4. mCP Production Channels:
   • Hadronic Showers: mCPs are produced via the decays of secondary neutral mesons ($\pi^0, \eta \to \gamma \chi\bar{\chi}$ and $\rho^0 \to \chi\bar{\chi}$).
   • Electromagnetic Showers: mCPs are produced via electron-positron annihilation ($e^+e^- \to \chi\bar{\chi}$) and bremsstrahlung ($e^\pm N \to e^\pm N \chi\bar{\chi}$).
5. Detection Simulation: The propagation of mCPs from the IP and the TAXN to a benchmark detector geometry ($1 \text{ m} \times 1 \text{ m} \times 4 \text{ m}$, representing the FORMOSA concept) is simulated.
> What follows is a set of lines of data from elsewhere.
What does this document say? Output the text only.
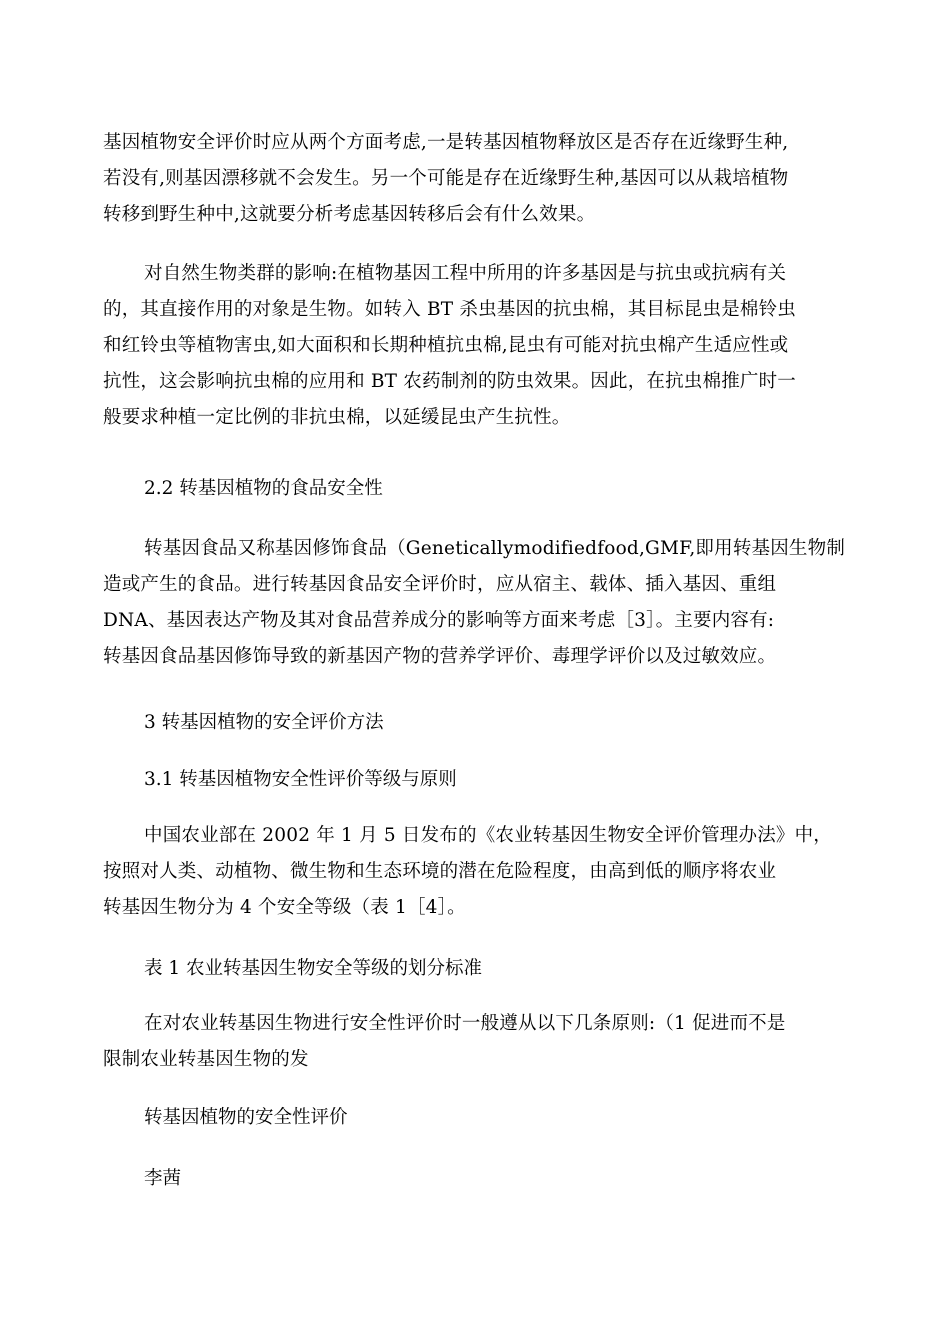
基因植物安全评价时应从两个方面考虑,一是转基因植物释放区是否存在近缘野生种,
若没有,则基因漂移就不会发生。另一个可能是存在近缘野生种,基因可以从栽培植物
转移到野生种中,这就要分析考虑基因转移后会有什么效果。
对自然生物类群的影响:在植物基因工程中所用的许多基因是与抗虫或抗病有关
的，其直接作用的对象是生物。如转入 BT 杀虫基因的抗虫棉，其目标昆虫是棉铃虫
和红铃虫等植物害虫,如大面积和长期种植抗虫棉,昆虫有可能对抗虫棉产生适应性或
抗性，这会影响抗虫棉的应用和 BT 农药制剂的防虫效果。因此，在抗虫棉推广时一
般要求种植一定比例的非抗虫棉，以延缓昆虫产生抗性。
2.2 转基因植物的食品安全性
转基因食品又称基因修饰食品（Geneticallymodifiedfood,GMF,即用转基因生物制
造或产生的食品。进行转基因食品安全评价时，应从宿主、载体、插入基因、重组
DNA、基因表达产物及其对食品营养成分的影响等方面来考虑［3］。主要内容有:
转基因食品基因修饰导致的新基因产物的营养学评价、毒理学评价以及过敏效应。
3 转基因植物的安全评价方法
3.1 转基因植物安全性评价等级与原则
中国农业部在 2002 年 1 月 5 日发布的《农业转基因生物安全评价管理办法》中，
按照对人类、动植物、微生物和生态环境的潜在危险程度，由高到低的顺序将农业
转基因生物分为 4 个安全等级（表 1［4］。
表 1 农业转基因生物安全等级的划分标准
在对农业转基因生物进行安全性评价时一般遵从以下几条原则:（1 促进而不是
限制农业转基因生物的发
转基因植物的安全性评价
李茜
Detection efficiency is calculated using the Bethe-Bloch formula for ionization energy deposition in plastic scintillator (BC-408), accounting for the accumulation of soft Coulomb interactions.

Key Contributions

• Identification of a New Source: The paper identifies and quantifies secondary production in the TAXN absorber as a significant source of mCPs, distinct from the primary IP production.
• Comprehensive Simulation Framework: The authors combine forward-tuned MC generators with detailed Geant4 shower modeling to produce simulated secondary spectra for both hadronic and electromagnetic cascades.
• Public Data Release: To facilitate future forward physics studies, the authors make the simulated secondary hadron and electromagnetic spectra publicly available via a GitHub repository.

Results

• Flux Enhancement: For mCP masses $m_\chi \lesssim 0.1$ GeV, the inclusion of secondary production enhances the expected signal yield by approximately 50% to 60% relative to the primary production baseline alone.
• Generator Dependence: The magnitude of the enhancement depends on the choice of the primary event generator. For the EPOS-LHC generator, the secondary-to-primary ratio reaches $\sim 40\%$, while for the forward-tuned Pythia 8, it exceeds $60\%$. The SIBYLL generator predicts a lower relative contribution due to a higher predicted rate of primary $\eta$ production.
• Energy Spectrum Shift: Secondary mCPs exhibit a spectrum shifted toward lower energies compared to primary mCPs. This is due to the energy partitioning in shower development. However, the high multiplicity of secondary particles compensates for the lower average energy per particle.
• Detector Geometry Dependence: The relative importance of the secondary component increases with larger detector transverse sizes. For a $2 \text{ m} \times 2 \text{ m}$ geometry, the secondary contribution can enhance the signal by up to 90% relative to the primary baseline, as secondary production occurs over a broader angular range than the highly collimated primary flux.
• Sensitivity Projections: When secondary production is included, the projected exclusion bounds on the kinetic mixing parameter $\epsilon$ improve significantly. The shift in sensitivity caused by secondary production exceeds the width of the theoretical uncertainty band associated with the primary-only prediction in the low-mass regime.

Significance
The paper concludes that secondary production in downstream infrastructure is an essential ingredient for realistic sensitivity projections and new-physics searches at the High-Luminosity LHC. The impact of these secondary showers is a dominant effect that is not obscured by current theoretical modeling uncertainties. Consequently, neglecting this source could lead to an underestimation of the discovery potential for millicharged particles and other light, weakly coupled Beyond the Standard Model (BSM) scenarios in far-forward experiments. The framework developed is generalizable to other light BSM particles, and the provided data aims to refine future forward signal simulations.